0

I have a huge text file of the following format. I want to manipulate this file to fetch the number of occurrence of the department field. Each section has a field called department: As a result of my program, I need a CSV file of as mentioned in the Expected output section. I appreciate if the solution uses sed or head/tail or awk. The file is really huge. I have about 50,000+ lines of code.

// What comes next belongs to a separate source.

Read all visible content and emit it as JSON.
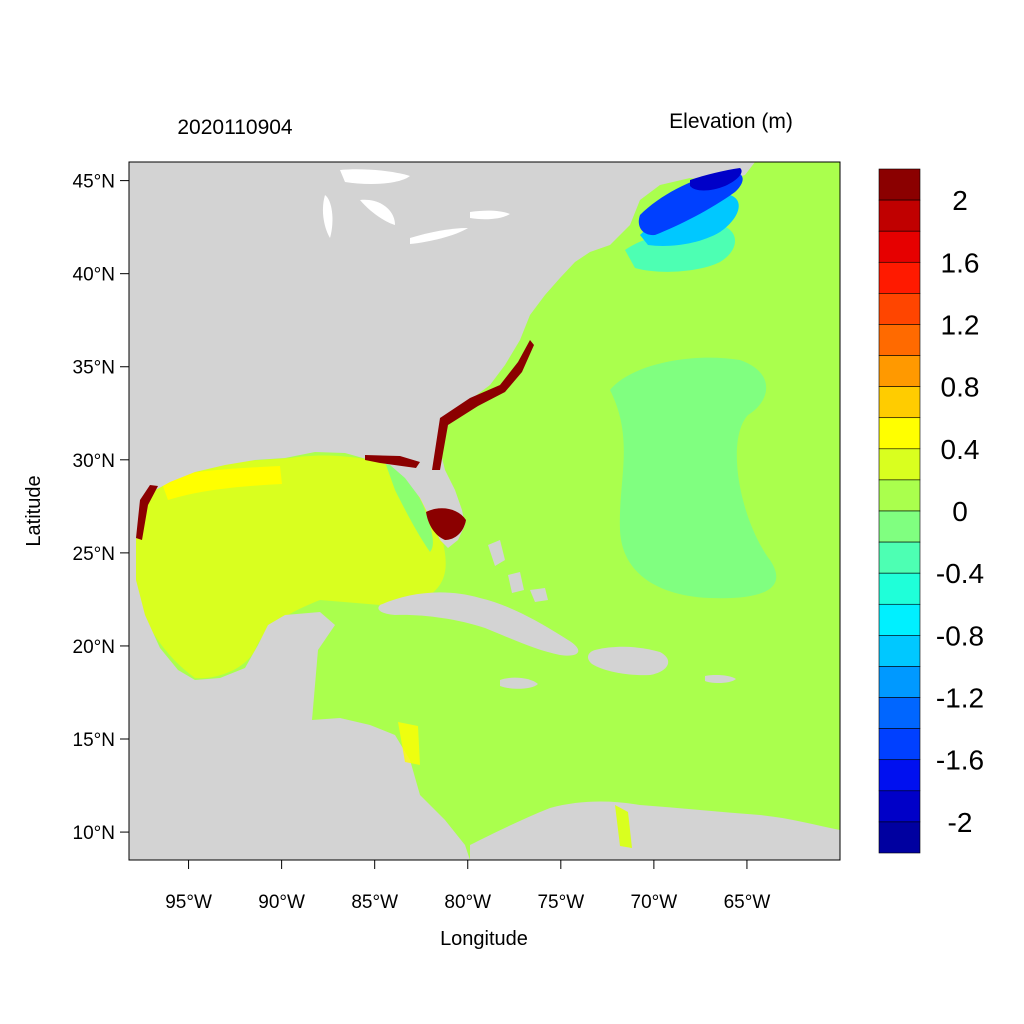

So an effective method is much appreciated.

Input format:


# Person1 Perosn2, AADDC Users, dummydata.somecompany.com
dn: CN=Person1 Perosn2,OU=AADDC Users,DC=dummydata,DC=somecompany,DC=com
objectClass: top
department: 234ABC
name: Person1 Perosn2
objectGUID:: MbCDVZpKbEWRxDUA5iN5IA==
userPrincipalName: abcdef@dummydata.somecompany.com
objectCategory: CN=Person,CN=Schema,CN=Configuration,DC=dummydata,DC=somecompany
 ,DC=com
dSCorePropagationData: 16010101000000.0Z
lastLogonTimestamp: 132173602593105876
preferredLanguage: en-US
msDS-AzureADMailNickname: abcdef


# Person1 Perosn2, AADDC Users, dummydata.somecompany.com
dn: CN=Person1 Perosn2,OU=AADDC Users,DC=dummydata,DC=somecompany,DC=com
objectClass: top
department: 234ABC
name: Person1 Perosn2
objectGUID:: MbCDVZpKbEWRxDUA5iN5IA==
userPrincipalName: abcdef@dummydata.somecompany.com
objectCategory: CN=Person,CN=Schema,CN=Configuration,DC=dummydata,DC=somecompany
 ,DC=com
dSCorePropagationData: 16010101000000.0Z
lastLogonTimestamp: 132173602593105876
preferredLanguage: en-US
msDS-AzureADMailNickname: abcdef

# Person3 Perosn4, AADDC Users, dummydata.somecompany.com
dn: CN=Person1 Perosn2,OU=AADDC Users,DC=dummydata,DC=somecompany,DC=com
objectClass: top
department: XYZ012
name: Person1 Perosn2
objectGUID:: MbCDVZpKbEWRxDUA5iN5IA==
userPrincipalName: abcdef@dummydata.somecompany.com
objectCategory: CN=Person,CN=Schema,CN=Configuration,DC=dummydata,DC=somecompany
 ,DC=com
dSCorePropagationData: 16010101000000.0Z
lastLogonTimestamp: 132173602593105876
preferredLanguage: en-US
msDS-AzureADMailNickname: abcdef


Expected output

234ABC,2
XYZ012,1

what I did:

I used this command to grep the file. grep '^department: *' file.txt

But I am not sure if there is a way to get the expected output using single commands like sed, grep etc.

2 Answers2

0

Could you please try following.

awk '
BEGIN{
  OFS=","
}
{
  gsub(/\r/,"")
}
/department:/{
  string=$NF
  sub(/ +$/,"",string)
  if(!a[string]++){
    b[++count]=string
  }
  ++val[string]
}
END{
  for(i=1;i<=count;i++){
    print b[i],val[b[i]]
  }
}
'  Input_file
RavinderSingh13
  • 130,504
  • 14
  • 57
  • 93
0

This might work for you (GNU sed):

sed -En 's/^department: //;T;G;/^(\S+\n)(\S+\n)*\1/!P;h' file

Ignore lines that do not begin department:. Store the remainder of the line in the hold space and if it is unique to other lines in the hold space, print it.

potong
  • 55,640
  • 6
  • 51
  • 83